Snow Chief died one week ago, on May 15, at age 27. It is sad only for those who missed his show, and what a show it was.

"So many things happened to him," Stute recalled this week.

He was sired by Reflected Glory and produced by Miss Snowflake, who Stute said won her maiden for a $2,500 tag at Agua Caliente in Tijuana. Humble family aside, Snow Chief won 13 races and $3,383,210 from 24 starts. He tipped his hand early.

His breeder, Carl Grinstead, kept a string at Caliente, and before Snow Chief ran he was on the market. As a 2-year-old in June 1985, he worked seven furlongs.

"Supposedly he worked 1:22; the track was fast," Stute said.

There were no buyers for the colt, though Grinstead later sold Ben Rochelle a half-interest in a 15-horse package, Snow Chief included.

His debut would be June 19 at Hollywood Park.

"In those days, you could only come out of Caliente [once a week]," Stute said."I think Tuesdays you could cross the border."

Snow Chief shipped that week, and the day before his race worked three furlongs from the gate.

"We always blew them out three-eighths in those days . . . the old days," Stute said.

Snow Chief won by 2 1/2, ran back 11 days later, and shin-bucked finishing sixth in the Hollywood Juvenile.

It was back down to Caliente.

"They blistered him and got him ready again," Stute said.

Snow Chief returned to Stute at Del Mar and won a sprint stakes in early September. The 1985 meet was almost over, and Grinstead had ambitious plans. He wanted Snow Chief to wheel back seven days later in the Del Mar Futurity, a mile race around two turns.

Stute was reluctant.

"Carl, he's never even been around the first turn," he said.

Grinstead was resolute, and said, "Well, that's up to you, but I want to run him."

Stute relented.

Between starts, "I blew him out three-eighths around the first turn, and he finished third," Stute said. "That's when I said to Carl, 'You've got a good horse here.' "

Snow Chief ran five more times as a 2-year-old and ended the season with a blowout in the Hollywood Futurity. In his first four starts at 3, all stakes, he won sprint at Santa Anita, a route at Bay Meadows, the Florida Derby at Gulfstream Park, and the Santa Anita Derby by six lengths.

Unfortunately, the Kentucky Derby was a fiasco. Snow Chief chased a wickedly fast pace and finished 11th as the favorite. The Charlie Whittingham-trained Ferdinand won the Derby.

It was still dark at Churchill Downs the morning after the Derby, and the groom for Snow Chief was a no-show. Stute had a flight to catch. He and a guest, Dr. David Brown, were having trouble bathing Snow Chief.

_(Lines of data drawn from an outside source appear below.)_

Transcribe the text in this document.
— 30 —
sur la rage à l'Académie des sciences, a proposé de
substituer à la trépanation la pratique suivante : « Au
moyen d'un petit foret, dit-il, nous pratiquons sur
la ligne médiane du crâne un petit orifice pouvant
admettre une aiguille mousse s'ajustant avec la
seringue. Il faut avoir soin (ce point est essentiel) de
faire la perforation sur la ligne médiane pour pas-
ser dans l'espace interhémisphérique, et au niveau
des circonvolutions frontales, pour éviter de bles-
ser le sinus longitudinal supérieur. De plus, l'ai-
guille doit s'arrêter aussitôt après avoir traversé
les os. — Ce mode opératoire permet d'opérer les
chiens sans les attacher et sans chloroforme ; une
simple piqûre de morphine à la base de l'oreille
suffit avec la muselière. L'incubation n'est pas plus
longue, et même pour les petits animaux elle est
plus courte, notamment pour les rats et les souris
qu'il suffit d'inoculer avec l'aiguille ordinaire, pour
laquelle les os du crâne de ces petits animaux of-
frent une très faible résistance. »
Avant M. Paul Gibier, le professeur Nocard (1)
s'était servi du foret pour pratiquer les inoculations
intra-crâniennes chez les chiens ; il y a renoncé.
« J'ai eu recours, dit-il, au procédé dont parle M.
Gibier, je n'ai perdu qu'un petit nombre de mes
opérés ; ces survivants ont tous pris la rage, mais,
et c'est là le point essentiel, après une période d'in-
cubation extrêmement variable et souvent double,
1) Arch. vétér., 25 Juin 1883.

"Out of nowhere, Charlie Whittingham came up in the dark and said to Doc, 'Give me that son of a bitch,' " Stute recalled. "He snatched him a couple times, I washed his legs off and I took him in the stall, where they had an extension cord and a light.

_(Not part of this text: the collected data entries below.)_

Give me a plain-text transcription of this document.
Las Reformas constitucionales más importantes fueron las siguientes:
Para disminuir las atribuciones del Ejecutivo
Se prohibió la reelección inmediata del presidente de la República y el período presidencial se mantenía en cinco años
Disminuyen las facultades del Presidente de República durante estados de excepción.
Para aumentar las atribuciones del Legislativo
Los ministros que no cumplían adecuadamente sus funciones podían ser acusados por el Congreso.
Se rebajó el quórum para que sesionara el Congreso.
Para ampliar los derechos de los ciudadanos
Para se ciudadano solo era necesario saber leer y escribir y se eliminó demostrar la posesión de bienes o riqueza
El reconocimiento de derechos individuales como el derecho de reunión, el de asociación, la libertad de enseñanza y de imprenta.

"I was feeling his legs and Charlie said, 'Mel, if you're worried about the way he ran - don't. I ran a filly in the Oaks that was [favored], and finished a very bad fourth. So if you were planning on going to the Preakness, you go ahead and go.' "

Two weeks later, benefitting from a slower pace, Snow Chief won the Preakness by four lengths over Ferdinand. Stute expected a visit from Whittingham, his friend and foe.

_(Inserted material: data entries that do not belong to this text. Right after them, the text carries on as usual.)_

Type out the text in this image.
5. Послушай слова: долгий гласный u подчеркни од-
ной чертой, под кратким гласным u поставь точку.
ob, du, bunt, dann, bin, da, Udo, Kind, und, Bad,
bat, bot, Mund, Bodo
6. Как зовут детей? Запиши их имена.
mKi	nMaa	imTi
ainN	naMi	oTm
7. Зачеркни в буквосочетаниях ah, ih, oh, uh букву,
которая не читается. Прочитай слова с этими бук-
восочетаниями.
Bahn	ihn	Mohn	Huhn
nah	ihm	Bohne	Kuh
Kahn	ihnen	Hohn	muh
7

"Here comes Charlie, and he says to me, 'God damn it Mel, I might have cost myself the Triple Crown telling you to come. You should have stayed home.' "

The Preakness was Snow Chief's sixth win from his last seven starts, and Stute scrapped the Belmont.

"We'd already lost the Derby, so there was no sense trying the Triple Crown thing," Stute said.

Nine days after the Preakness, they shipped to Garden State, where Snow Chief won the $1 million Jersey Derby.

Although he chipped a knee in his next start, finishing third to the filly Melair in the Silver Screen Handicap, Show Chief's 6-for-7 record was enough to be named champion 3-year-old. At 4, he won the Strub at Santa Anita and set a track record at Oaklawn Park.

Early this week, Stute spent an evening watching Snow Chief videos and reliving the 1987 Strub Stakes at Santa Anita.

"That was the most exciting race I've ever seen," Stute said. "That's when Trevor [Denman] won me over. He said, they're just waiting to pounce on the Chief, they pounced . . . but then Denman said, 'the little horse is finding more.' "

He usually did.

"Snow Chief was not real big," Stute said. "But he'd do anything you asked him to do."